Focus On Your Own Emotional Health
While at work you have to remain crisp and detail-oriented about this, at least while pursuing the case, in private it's crucial that you note your own emotional devastation and its implications. Studies on the impact of workplace bullying have found that it has severe costs, from higher rates of anxiety and depression to emotional exhaustion and uncontrollable anger, and can also cause severe health problems linked to stress. And it's not just people who are directly bullied; those who witness it suffer, too.
Plus, a study in 2015 found that unresolved workplace bullying can become a "vicious cycle," in which bullied workers become more vulnerable and less able to cope with abuse as it continues, worsening the health costs.
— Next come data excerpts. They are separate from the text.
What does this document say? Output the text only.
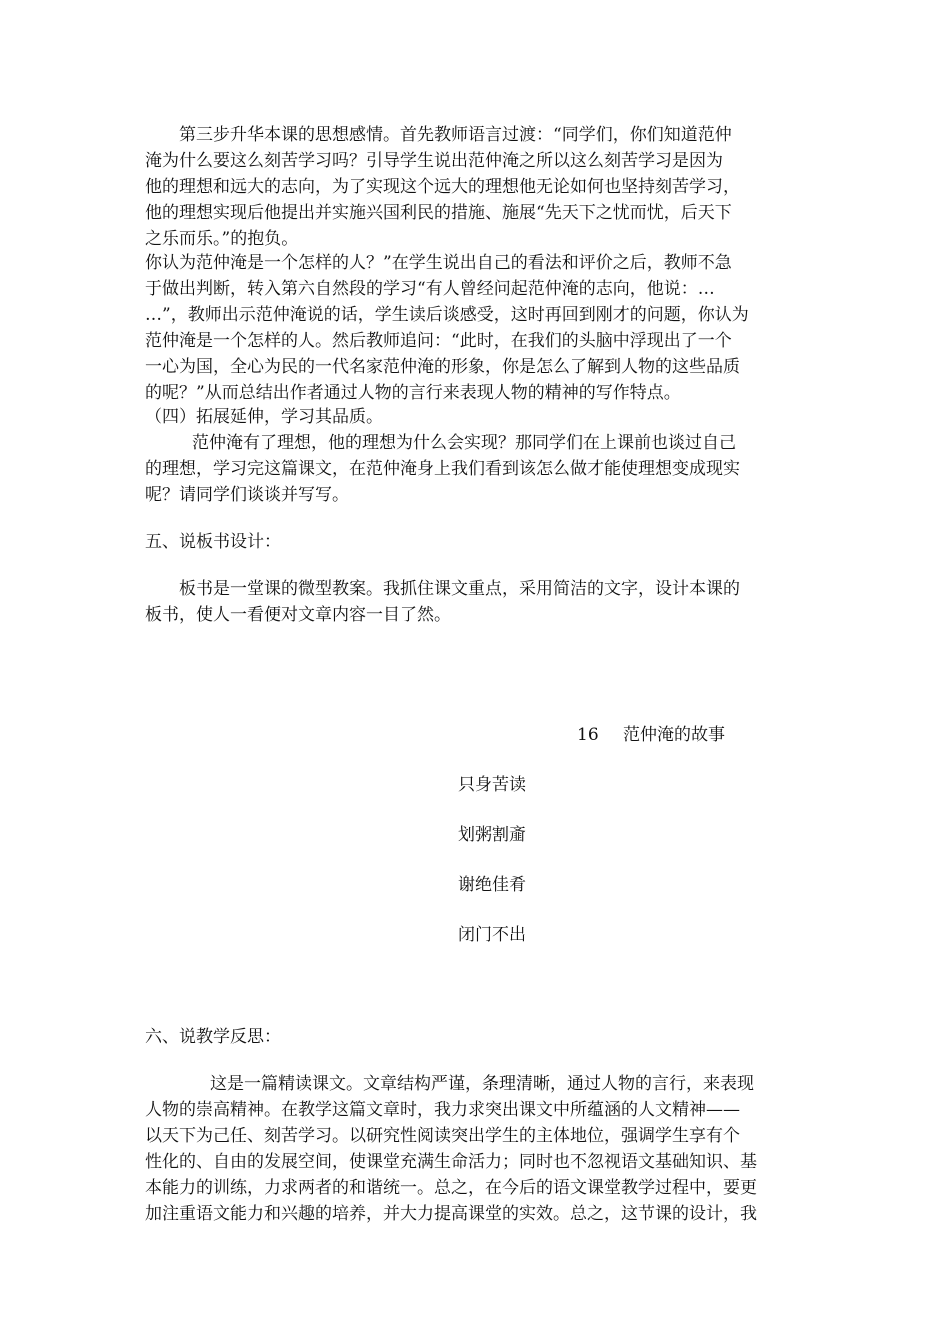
第三步升华本课的思想感情。首先教师语言过渡：“同学们，你们知道范仲
淹为什么要这么刻苦学习吗？引导学生说出范仲淹之所以这么刻苦学习是因为
他的理想和远大的志向，为了实现这个远大的理想他无论如何也坚持刻苦学习，
他的理想实现后他提出并实施兴国利民的措施、施展“先天下之忧而忧，后天下
之乐而乐。”的抱负。
你认为范仲淹是一个怎样的人？”在学生说出自己的看法和评价之后，教师不急
于做出判断，转入第六自然段的学习“有人曾经问起范仲淹的志向，他说：…
…”，教师出示范仲淹说的话，学生读后谈感受，这时再回到刚才的问题，你认为
范仲淹是一个怎样的人。然后教师追问：“此时，在我们的头脑中浮现出了一个
一心为国，全心为民的一代名家范仲淹的形象，你是怎么了解到人物的这些品质
的呢？”从而总结出作者通过人物的言行来表现人物的精神的写作特点。
（四）拓展延伸，学习其品质。
范仲淹有了理想，他的理想为什么会实现？那同学们在上课前也谈过自己
的理想，学习完这篇课文，在范仲淹身上我们看到该怎么做才能使理想变成现实
呢？请同学们谈谈并写写。
五、说板书设计：
板书是一堂课的微型教案。我抓住课文重点，采用简洁的文字，设计本课的
板书，使人一看便对文章内容一目了然。
16 范仲淹的故事
只身苦读
划粥割齑
谢绝佳肴
闭门不出
六、说教学反思：
这是一篇精读课文。文章结构严谨，条理清晰，通过人物的言行，来表现
人物的崇高精神。在教学这篇文章时，我力求突出课文中所蕴涵的人文精神——
以天下为己任、刻苦学习。以研究性阅读突出学生的主体地位，强调学生享有个
性化的、自由的发展空间，使课堂充满生命活力；同时也不忽视语文基础知识、基
本能力的训练，力求两者的和谐统一。总之，在今后的语文课堂教学过程中，要更
加注重语文能力和兴趣的培养，并大力提高课堂的实效。总之，这节课的设计，我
This is a real issue, and it's your paramount concern while dealing with this. Your emotional responses are valid and need attention, whether it's from friends, a counsellor, therapists, or other support mechanisms.
Find An Escape Route
Unfortunately, if all else fails (and it might), the only alternative might be to have somewhere else to go, in a healthier work environment, whether it's in another department or another job entirely. If the bully is protected or well-liked by management and other workers, it may be the only viable way to protect your future employment from further harassment and retaliation. This can be a heartbreaking decision if you adore your job and the problem is just one coworker; but if you've stuck it out, tried to sort it with them and with others, and just can't seem to make a change, the costs are realistically too high for you to viably continue without harming your health.